President Nana Akufo Addo has said he has always sparked controversy in his political life because he’s never been a dull politician.

According to him, over 30 years of actively engaging in politics, anytime he speaks his pronouncements have continuously caused debate among a large section of Ghanaians.

The President made the comments while addressing an audience at the Ghana Unity Ball 2017 on Thursday March 9, in reaction to claims by his critics that he skewed Ghana’s history about the struggle for independence.

In his speech during Ghana’s 60th independence anniversary on 6 March, Nana Akufo-Addo said the UGCC, forebears of his current party, NPP, “met to demand independence from the British and 70 years after that event, one still marvels at the clarity of thought and the passion that they displayed.”

“Some of the names of that momentous day have survived in our written history and folk memory. Five of them are on our Ghanaian currency: Joseph Boakye Danquah; Emmanuel Obetsebi-Lamptey; William Ofori-Atta; Ebenezer Ako-Adjei; and Edward Akufo-Addo. Kwame Nkrumah, the sixth of the Big Six on the currency, was to join them later,” the President, who is the son of Edward Akufo-Addo and nephew to J.B Danquah, narrated.
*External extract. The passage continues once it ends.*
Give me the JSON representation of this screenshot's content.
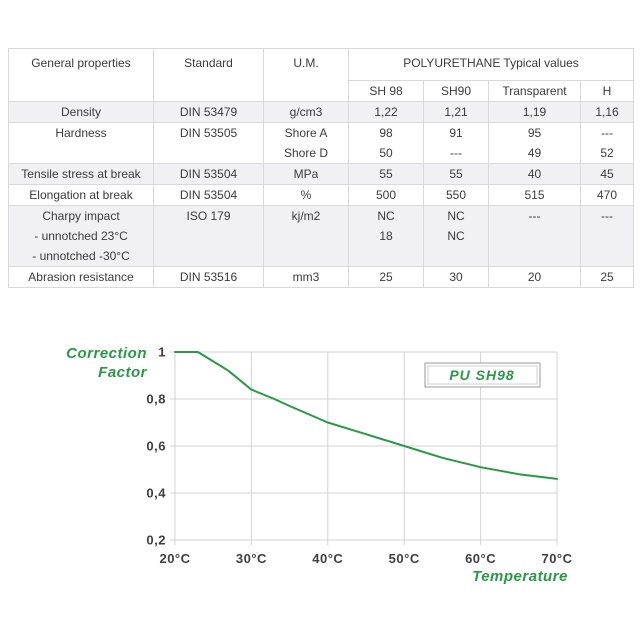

He said, the struggle for independence started in 1844 and was only capped by the efforts of several others in 1957.

But the Convention People’s Party (CPP), founded by Ghana’s first President Kwame Nkrumah, however, has taken offence at President Akufo-Addo’s account of events and accused him of misrepresenting Ghana’s history to placate his father, uncle and the UP political tradition.

In a response to his critics, President Akufo-Addo said: “This has been a very strange week. On Monday, I made a speech to the country which I tried to speak about how we became Ghana. And like everything I say, it’s ended up in controversy. But that is how it should be. A politician who doesn’t generate controversy is a dull politician.

“The amusing part of it is that the people who did not live through the independence era, young people who came much after, claim that I distorted the history of Ghana and belittled the role of Kwame Nkrumah. The one man there who actually lived through the era, [who] was here in Ghana at the time, embraced me as having enhanced the image of Kwame Nkrumah. And that tells you everything about Ghanaian politics. That is President Mugabe. He gave me a big hug.”